The book’s weight rests on the rational and liturgical moves a pastor should make in commending the Christian faith: for example, sound arguments for the existence of God, solid historical evidence for the resurrection, apologetic training, and a winsome Easter service. These are nonnegotiables, of course. But in my experience, unbelievers are more often won over by a Christian’s good character than by her good arguments.
“Why should I trust a man who lived 2,000 years ago, hung out with social outcasts, and got himself killed?”
“Even if there is a God, I’d be only 40 percent sure he’d communicate with us.”
“Isn’t the resurrection of Jesus just an inspiring concept?”

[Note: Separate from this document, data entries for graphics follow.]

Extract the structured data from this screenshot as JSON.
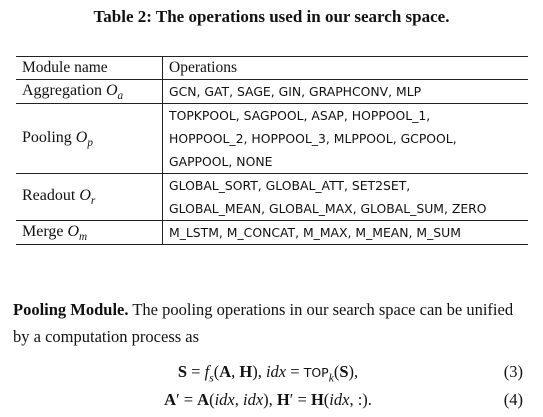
{
  "caption": "Table 2: The operations used in our search space.",
  "table": {
    "headers": {
      "module": "Module name",
      "operations": "Operations"
    },
    "rows": [
      {
        "module": "Aggregation",
        "symbol": "O",
        "subscript": "a",
        "lines": [
          "GCN, GAT, SAGE, GIN, GRAPHCONV, MLP"
        ]
      },
      {
        "module": "Pooling",
        "symbol": "O",
        "subscript": "p",
        "lines": [
          "TOPKPOOL, SAGPOOL, ASAP, HOPPOOL_1,",
          "HOPPOOL_2, HOPPOOL_3, MLPPOOL, GCPOOL,",
          "GAPPOOL, NONE"
        ]
      },
      {
        "module": "Readout",
        "symbol": "O",
        "subscript": "r",
        "lines": [
          "GLOBAL_SORT, GLOBAL_ATT, SET2SET,",
          "GLOBAL_MEAN, GLOBAL_MAX, GLOBAL_SUM, ZERO"
        ]
      },
      {
        "module": "Merge",
        "symbol": "O",
        "subscript": "m",
        "lines": [
          "M_LSTM, M_CONCAT, M_MAX, M_MEAN, M_SUM"
        ]
      }
    ]
  },
  "paragraph": {
    "heading": "Pooling Module.",
    "text": "The pooling operations in our search space can be unified by a computation process as"
  },
  "equations": [
    {
      "number": "(3)"
    },
    {
      "number": "(4)"
    }
  ]
}
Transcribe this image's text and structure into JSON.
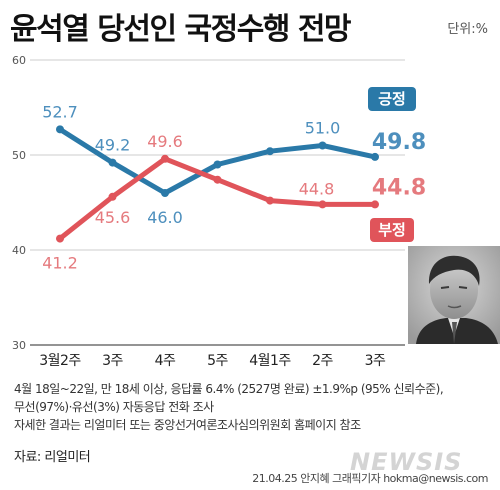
{
  "header": {
    "title": "윤석열 당선인 국정수행 전망",
    "unit": "단위:%"
  },
  "notes": [
    "4월 18일~22일, 만 18세 이상, 응답률 6.4% (2527명 완료) ±1.9%p (95% 신뢰수준),",
    "무선(97%)·유선(3%) 자동응답 전화 조사",
    "자세한 결과는 리얼미터 또는 중앙선거여론조사심의위원회 홈페이지 참조"
  ],
  "source": "자료: 리얼미터",
  "credit": "21.04.25 안지혜 그래픽기자 hokma@newsis.com",
  "watermark": "NEWSIS",
  "colors": {
    "positive": "#2a79a8",
    "negative": "#e0545a",
    "positive_label": "#4d8fbd",
    "negative_label": "#e57a7e"
  },
  "chart_data": {
    "type": "line",
    "categories": [
      "3월2주",
      "3주",
      "4주",
      "5주",
      "4월1주",
      "2주",
      "3주"
    ],
    "ylim": [
      30,
      60
    ],
    "yticks": [
      30,
      40,
      50,
      60
    ],
    "grid": true,
    "series": [
      {
        "name": "긍정",
        "color": "#2a79a8",
        "values": [
          52.7,
          49.2,
          46.0,
          49.0,
          50.4,
          51.0,
          49.8
        ],
        "labels": [
          "52.7",
          "49.2",
          "46.0",
          "",
          "",
          "51.0",
          "49.8"
        ]
      },
      {
        "name": "부정",
        "color": "#e0545a",
        "values": [
          41.2,
          45.6,
          49.6,
          47.4,
          45.2,
          44.8,
          44.8
        ],
        "labels": [
          "41.2",
          "45.6",
          "49.6",
          "",
          "",
          "44.8",
          "44.8"
        ]
      }
    ]
  }
}
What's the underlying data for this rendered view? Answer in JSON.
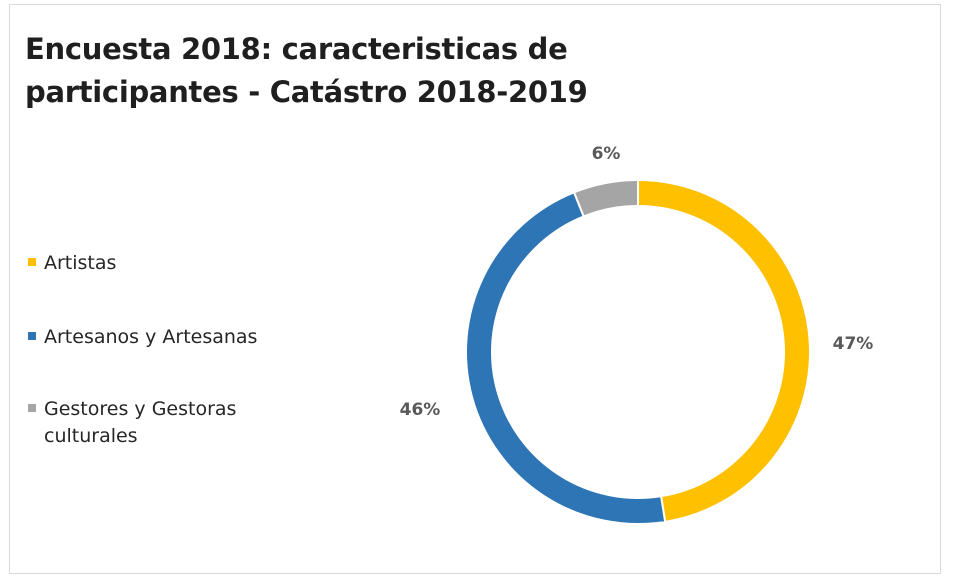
{
  "chart_data": {
    "type": "pie",
    "donut": true,
    "title": "Encuesta 2018: caracteristicas de participantes - Catástro 2018-2019",
    "categories": [
      "Artistas",
      "Artesanos y Artesanas",
      "Gestores y Gestoras culturales"
    ],
    "values": [
      47,
      46,
      6
    ],
    "data_labels": [
      "47%",
      "46%",
      "6%"
    ],
    "colors": [
      "#FFC000",
      "#2E75B6",
      "#A5A5A5"
    ],
    "legend_position": "left",
    "start_angle": "top",
    "direction": "clockwise"
  }
}
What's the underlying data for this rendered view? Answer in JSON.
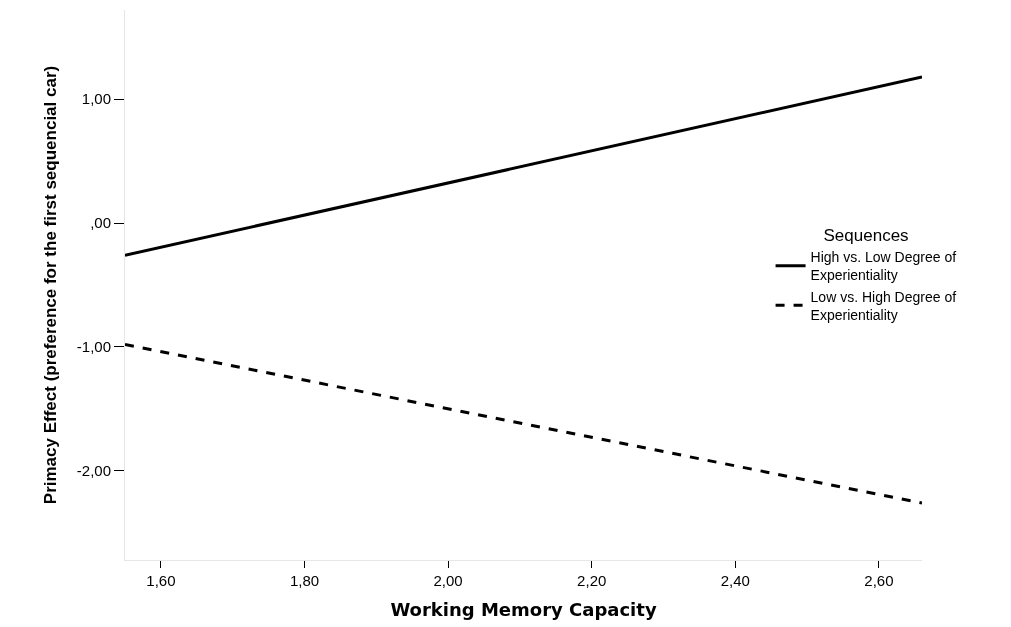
{
  "chart_data": {
    "type": "line",
    "xlabel": "Working Memory Capacity",
    "ylabel": "Primacy Effect (preference for the first sequencial car)",
    "legend_title": "Sequences",
    "x": [
      1.55,
      2.66
    ],
    "series": [
      {
        "name": "High vs. Low Degree of\nExperientiality",
        "color": "#000000",
        "values": [
          -0.26,
          1.18
        ],
        "line_style": "solid"
      },
      {
        "name": "Low vs. High Degree of\nExperientiality",
        "color": "#000000",
        "values": [
          -0.98,
          -2.26
        ],
        "line_style": "dashed"
      }
    ],
    "xlim": [
      1.55,
      2.66
    ],
    "ylim": [
      -2.72,
      1.72
    ],
    "xticks": [
      {
        "value": 1.6,
        "label": "1,60"
      },
      {
        "value": 1.8,
        "label": "1,80"
      },
      {
        "value": 2.0,
        "label": "2,00"
      },
      {
        "value": 2.2,
        "label": "2,20"
      },
      {
        "value": 2.4,
        "label": "2,40"
      },
      {
        "value": 2.6,
        "label": "2,60"
      }
    ],
    "yticks": [
      {
        "value": -2,
        "label": "-2,00"
      },
      {
        "value": -1,
        "label": "-1,00"
      },
      {
        "value": 0,
        "label": ",00"
      },
      {
        "value": 1,
        "label": "1,00"
      }
    ],
    "legend": "right",
    "marker": "none"
  }
}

“What do Christians have against the LGBT+ community?”
As a pastor in one of America’s most educated and least religious states, I often hear these questions. In many cases, the inquirer is a sincere agnostic who wants to know whether the Christian faith is intellectually plausible, ethically just, and morally compassionate. But in many other cases, the questions come from church members.
These people are committed to following Jesus, but they feel the pressure of navigating their faith in an increasingly post-Christian culture. They regularly ask me about issues such as the reliability of Scripture, the problem of evil, and the relationship between Christianity and science.
As a pastor, I want answers too. When I was a young graduate student, my doubts about Christianity prompted me to investigate the rational basis for my faith and eventually to discover it was deeper, richer, and more beautiful than I could’ve imagined. So, like all Christians, I long to commend Christ in all his fullness and splendor to everyone I can.
This is why I find Dayton Hartman and Michael McEwen’s book, The Pastor as Apologist: Restoring Apologetics to the Local Church, so relevant. Their central aim is “to recover an ecclesial approach [to] apologetics where apologetic engagement and Christian philosophy is intertwined with the ministry of the local church and not completely detached from it” (26). This book equips pastors to weave apologetics into their preaching and even into the administration of church programs.
Reclaim Apologetics for the Church
The local church is seldom considered the center of apologetic work. For most, the word “apologist” conjures up a picture of a high-profile Christian intellectual with several academic degrees, a broad reach, and a packed speaking schedule. That’s an image far different from a local pastor in his weekly work of shepherding the flock.
Hartman and McEwen, both pastors, want to shift apologetics back to the local church, and that’s a good thing. After all, the bulk of the work of commending the faith is not done by high-profile speakers but by little-known pastors. The authors write, “There is no spiritual gifting defined as ‘Christian Thinker.’